Un buen día decidí soñar despierto.
Me sumergí en las profundidades de mis deseos y conocí a mil princesas.
Recuerdo a la primera, con su sonrisa inocente. Con su mirada extraviada, buscando en los ojos de los demás unos que le tranquilizasen con susurros de tiempos por venir. A ella la terminé llamando sinceridad porque quiso ser transparente y abrió su corazón sin pedir nada a cambio.
Seguí caminando entre mis sueños y me topé con la segunda. Seria, siempre preocupada, siempre pensando en el día de mañana. Quise cortarle las correas que le impedían echar a volar pero se negó. La llamé responsabilidad y paseamos de la mano durante unos instantes que me hicieron crecer como nunca.
La tercera fue belleza. Parecía venir de un mundo distinto al mío. Cada centímetro de su piel irradiaba de tal forma que terminó cegándome. Era una princesa que quería ser reina sin comprender la terrible maldición que había caído sobre ella cuando los dioses decidieron hacerla tan bella. Nunca encontraría alguien que la amase por lo que su pecho encerraba, condenada así a caminar de puntillas por la superficie del lago de la felicidad.
Viene a mi memoria la cuarta, confianza. Nunca me sentí tan a gusto como cuando me dejó descansar en su regazo. Me contó historias al oído de reinos ya olvidados, de ideales que crecieron en los corazones de los hombres y que jamás se marchitarían.
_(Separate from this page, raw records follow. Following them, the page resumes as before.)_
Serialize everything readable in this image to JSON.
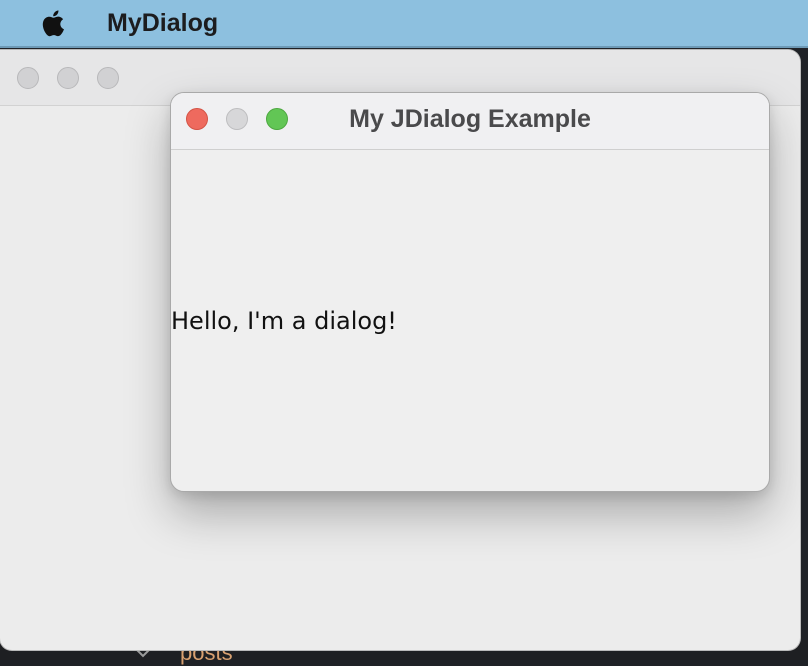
{
  "menubar": {
    "apple_icon": "apple-logo-icon",
    "app_name": "MyDialog"
  },
  "background": {
    "partial_text": "posts",
    "chevron_icon": "chevron-down-icon"
  },
  "main_window": {
    "traffic_lights": [
      "close",
      "minimize",
      "zoom"
    ]
  },
  "dialog": {
    "title": "My JDialog Example",
    "message": "Hello, I'm a dialog!",
    "colors": {
      "close": "#ee6a5e",
      "minimize": "#d7d7d9",
      "zoom": "#62c655"
    }
  }
}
Me dejó ver la verdad de la vida por unos instantes mientras me cogía la mano y me sonreía, diciéndome con la mirada que todo iría bien.
Tiempo más tarde conocí a la más arrebatadora de todas. Fue ella la que me dijo su nombre y me derritió por dentro. Pasión me pidió que la llamara y en cada sílaba que sus labios pronunciaron quise poseerla y que fuera sólo para mi. Acarició mi alma con sus manos e hizo que mi cuerpo vagara por el paraíso, aliviándome de la pesada carga de la vida y sus responsabilidades, mientras la veía bailar una danza milenaria en la que terminamos siendo uno.
También recuerdo a la última de estas mil princesas. Relajada sobre la arena de una playa que se abría a un océano sin límites, me pidió que me sentara a su lado a compartir la vista. Y el tiempo pasó. Horas, días, años. Ella no dejaba de contarme maravillas y yo no dejaba de aprender. Y cuanto más aprendía más la amaba. Al despedirnos le pedí que me dijera al menos como se llamaba: «Llámame inteligencia».
Al tiempo volví a abrir los ojos incapaz de saber si había pasado una eternidad o un leve suspiro. Tal vez sucedieron ambas cosas y fue en medio de mis sueños, en un instante infinito, donde encontré las respuestas a mis preguntas, donde comprendí que no eran mil sino una, la princesa de mi cuento de hadas.